Après un hiatus de 18 mois, l’Algérie reprend ses importations de blé français, envoyant un signal fort à la filière agricole française et réaffirmant l’importance de ce marché dans sa stratégie alimentaire. En juillet 2024, la France a expédié 5.000 tonnes de blé et 13.000 tonnes d’orge vers l’Algérie, un geste qui marque la fin d’un blocage initié par la crise diplomatique autour du Sahara occidental.
Blé français en Algérie : Une reprise symbolique mais limitée
Cette première livraison de blé et d’orge intervient après l’arrêt total des exportations françaises en Algérie depuis juillet 2024, suite à la reconnaissance par Emmanuel Macron de la souveraineté du Maroc sur le Sahara occidental. Pour l’orge, c’est même une première depuis trois saisons. Selon Benoît Pietrement, responsable du comité des céréales chez FranceAgriMer, « les exportations vers l’Algérie sont importantes, car c’est un client traditionnel. Nous espérons que cela pourra se poursuivre ».
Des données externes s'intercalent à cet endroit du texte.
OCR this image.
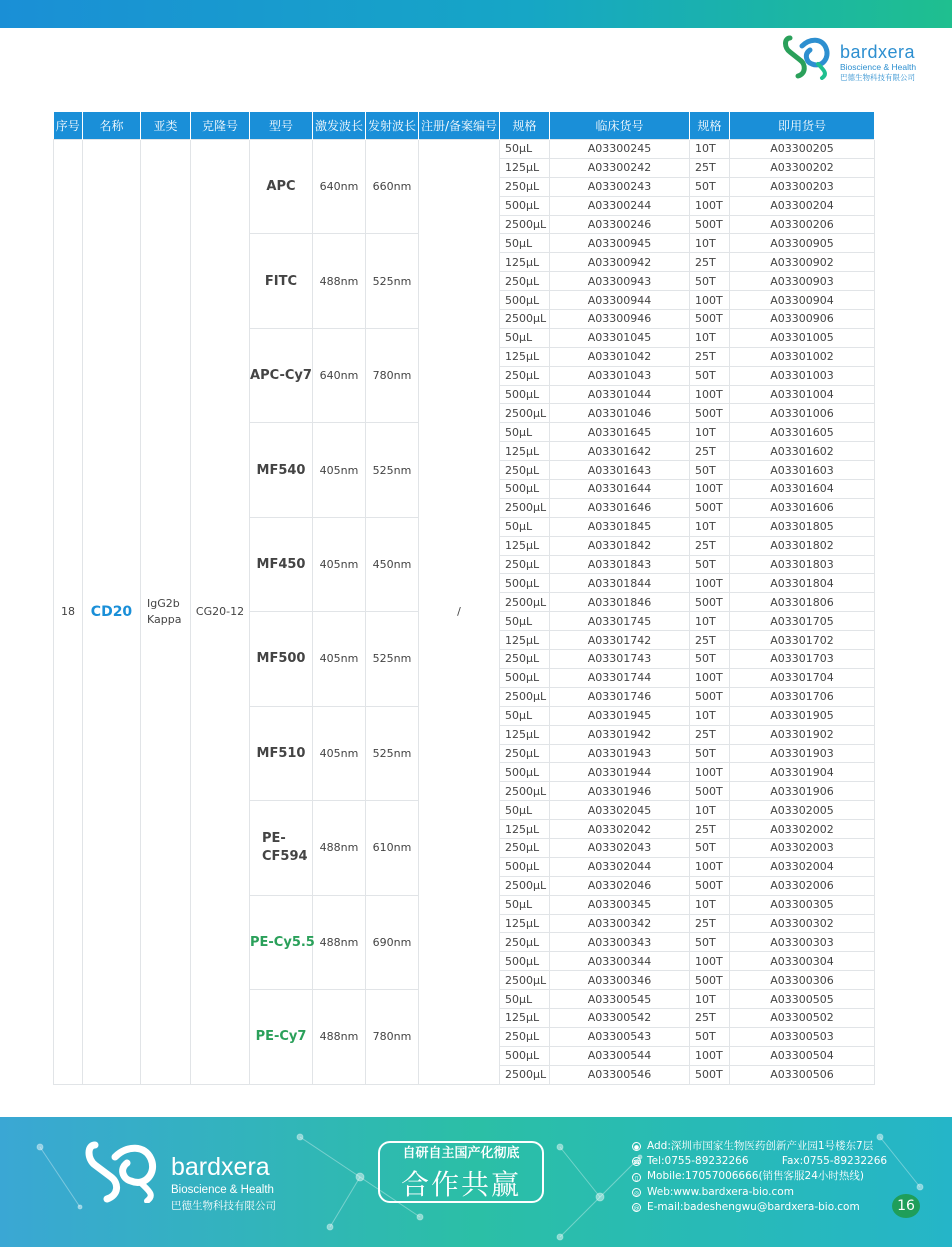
bardxera
Bioscience & Health
巴德生物科技有限公司
序号	名称	亚类	克隆号	型号	激发波长	发射波长	注册/备案编号	规格	临床货号	规格	即用货号
18	CD20	IgG2b Kappa	CG20-12	APC	640nm	660nm	/	50μL	A03300245	10T	A03300205
								125μL	A03300242	25T	A03300202
								250μL	A03300243	50T	A03300203
								500μL	A03300244	100T	A03300204
								2500μL	A03300246	500T	A03300206
				FITC	488nm	525nm		50μL	A03300945	10T	A03300905
								125μL	A03300942	25T	A03300902
								250μL	A03300943	50T	A03300903
								500μL	A03300944	100T	A03300904
								2500μL	A03300946	500T	A03300906
				APC-Cy7	640nm	780nm		50μL	A03301045	10T	A03301005
								125μL	A03301042	25T	A03301002
								250μL	A03301043	50T	A03301003
								500μL	A03301044	100T	A03301004
								2500μL	A03301046	500T	A03301006
				MF540	405nm	525nm		50μL	A03301645	10T	A03301605
								125μL	A03301642	25T	A03301602
								250μL	A03301643	50T	A03301603
								500μL	A03301644	100T	A03301604
								2500μL	A03301646	500T	A03301606
				MF450	405nm	450nm		50μL	A03301845	10T	A03301805
								125μL	A03301842	25T	A03301802
								250μL	A03301843	50T	A03301803
								500μL	A03301844	100T	A03301804
								2500μL	A03301846	500T	A03301806
				MF500	405nm	525nm		50μL	A03301745	10T	A03301705
								125μL	A03301742	25T	A03301702
								250μL	A03301743	50T	A03301703
								500μL	A03301744	100T	A03301704
								2500μL	A03301746	500T	A03301706
				MF510	405nm	525nm		50μL	A03301945	10T	A03301905
								125μL	A03301942	25T	A03301902
								250μL	A03301943	50T	A03301903
								500μL	A03301944	100T	A03301904
								2500μL	A03301946	500T	A03301906
				PE-CF594	488nm	610nm		50μL	A03302045	10T	A03302005
								125μL	A03302042	25T	A03302002
								250μL	A03302043	50T	A03302003
								500μL	A03302044	100T	A03302004
								2500μL	A03302046	500T	A03302006
				PE-Cy5.5	488nm	690nm		50μL	A03300345	10T	A03300305
								125μL	A03300342	25T	A03300302
								250μL	A03300343	50T	A03300303
								500μL	A03300344	100T	A03300304
								2500μL	A03300346	500T	A03300306
				PE-Cy7	488nm	780nm		50μL	A03300545	10T	A03300505
								125μL	A03300542	25T	A03300502
								250μL	A03300543	50T	A03300503
								500μL	A03300544	100T	A03300504
								2500μL	A03300546	500T	A03300506
bardxera
Bioscience & Health
巴德生物科技有限公司
自研自主国产化彻底
合作共赢
● Add:深圳市国家生物医药创新产业园1号楼东7层
☎ Tel:0755-89232266          Fax:0755-89232266
▯ Mobile:17057006666(销售客服24小时热线)
◎ Web:www.bardxera-bio.com
@ E-mail:badeshengwu@bardxera-bio.com	16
L’Algérie réinvente sa stratégie céréalière
Historiquement principal acheteur de blé français, l’Algérie a diversifié ses sources depuis 2020, favorisant les blés de la mer Noire, notamment russe et ukrainien, plus compétitifs. Ses importations françaises sont passées de 5 à 6 millions de tonnes en 2019 à quasiment zéro en 2025. Parallèlement, l’Algérie investit dans la production locale pour sécuriser son approvisionnement.

Le projet de Timimoune, lancé en 2025 avec le groupe italien BF et le Fonds national d’investissement (FNI), vise à produire blé dur et légumineuses pour 400 millions d’euros, soulignant l’enjeu stratégique de l’autosuffisance. La reprise des importations de blé français marque une réconciliation commerciale prudente mais stratégique. Elle reflète à la fois les tensions passées et la volonté de l’Algérie de sécuriser son approvisionnement tout en soutenant ses partenariats traditionnels.